Clutterbuck cited the Amherst Street abandonment Tuesday in promoting her amendment to the motion for abandonment, which allows council to specify the approved use of Bolsover. The amendment passed.

"We have been burned in the past," Clutterbuck said of Amherst Street.

She said Weingarten originally told council the parking garage would be free to the public, but it is now paid parking.

Clutterbuck said there also would be provisions in the contract for the sale and abandonment, saying if Bolsover Street were not used as specified, the city would get to keep the money from the sale and get its street back.

"This amendment amplifies that," she said.

Tysor said the amendment is fine with her.

"We intend to build what we've proposed to the community so this doesn't present a problem to me," Tysor said.

Before the vote Wednesday, at-large council member Peter Brown said he supports the project because it "provides some civic public space that we need so desperately in our city."

Clutterbuck said the issue was of particular interest to her not only because Rice Village is in her district, but also because she lives five blocks from the proposed development.

"I have put more time into this particular issue than probably any other since I've been on City Council," she said. "When I look at this project, I look at what is in the best interest of not only Rice Village, but also adjoining communities and the city as a whole."
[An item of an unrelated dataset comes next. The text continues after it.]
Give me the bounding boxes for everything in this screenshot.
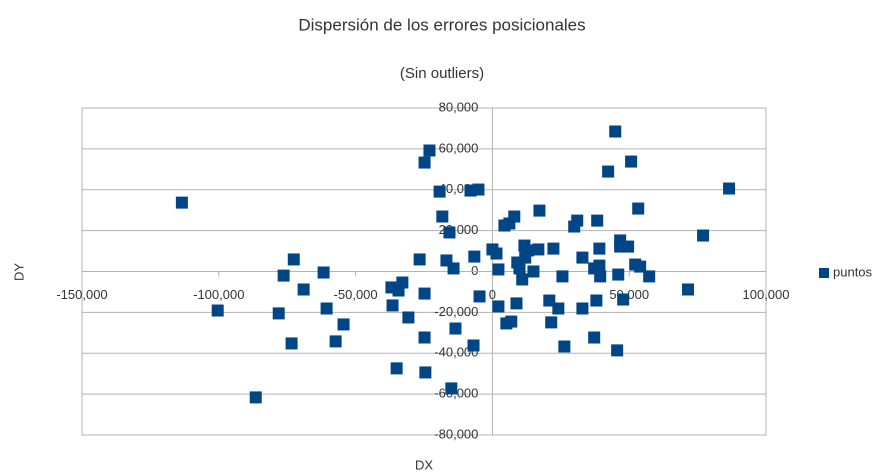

She explained why she supports the project saying City Council cannot regulate the height or density of developments, but it can regulate parking, green space and setbacks.
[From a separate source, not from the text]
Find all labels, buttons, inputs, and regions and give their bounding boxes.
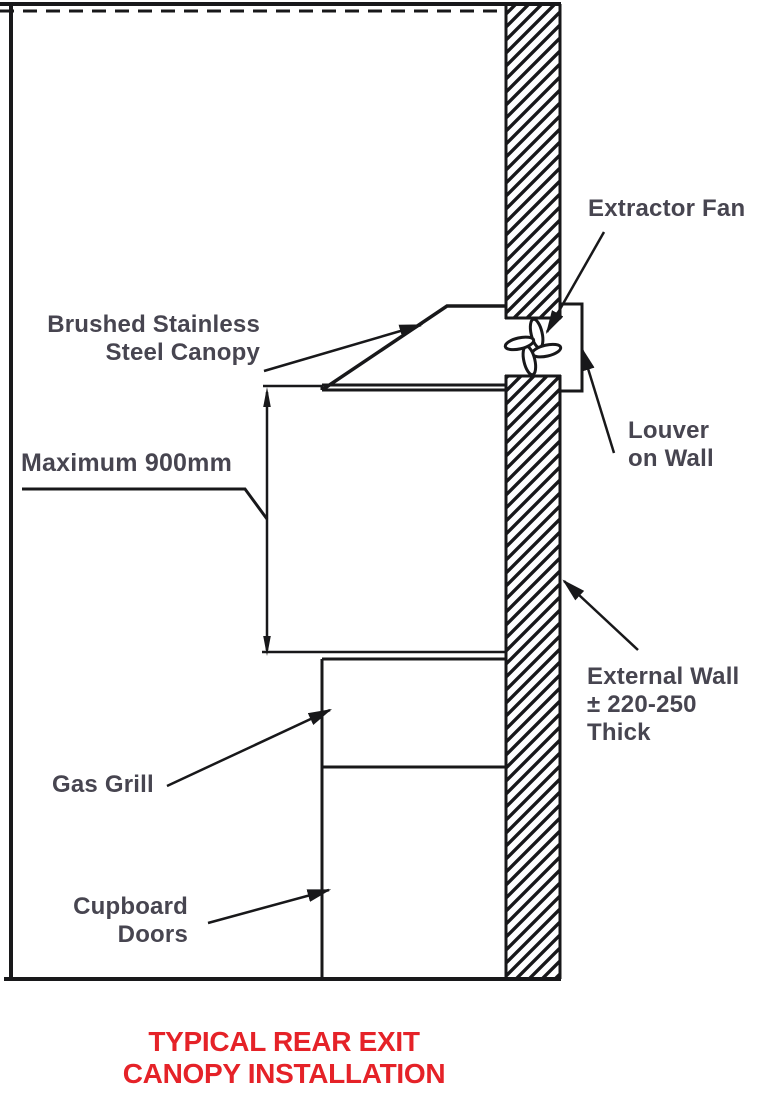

Given those limitations, Clutterbuck said this proposal exceeds the city's requirements for parking, meets the setback and "I like that it's going to turn a large portion back into green space."

Clutterbuck said density is coming to the inner core.

"(The development) will satisfy an increasing need for density and may forestall additional development," she said.

Tysor said tenants of the current building on Bolsover are being relocated and some might come back to occupy the new space.

Current tenants include Nit Noi Thai Restaurant, Café Rabelais, Creations From the Heart Flowers and Gifts, and the Eastern Carpet House.

Tysor said Lamesa would not have commitments from new retailers until the plans are finalized, but the space would include approximately 100,000 square feet of retail space, which could hold about eight to 10 businesses.

She said she expects, "a few restaurants, hopefully a boutique, a grocer and some high-end soft goods retailers" such as shoe or clothing stores.

Once the appraisal is done, the proposal goes back to Houston council for final approval.

Tysor said construction would likely begin in spring 2007 and it would take 18 months to complete.

texasboy Oct 19, 2006 9:04 PM

This makes me wish even more that light rail was more closer to say Morningside than on the eastern edge of Rice. I know that would have been impossible or complicated because it is a must to connect the TMC but that area is starving for better service when dealing with public transportation. I use to rent a duplex near Bayard Lane in the Museum District and almost any sort of retail or groceries were in the vicinity of the Village and Kirby. If I did not want to drive to the Village and I had some time on my hands, sometimes I would have to take the rail to the TMC Transit Center and catch the 73. Which was slow but fast for Houston standards I guess. Walking down Bissonet to University was a pain and the walk from the Dryden/TMC station down University was not a walk in the park either. After a while of testing METRO, I just started to drive. This development would be a nice additon to the area though but I say traffic is a mess in that area for a reason.

Great_Hizzy Oct 19, 2006 9:14 PM

Is it me or does it appear that they've changed the color scheme? Seems more ivory than beige now.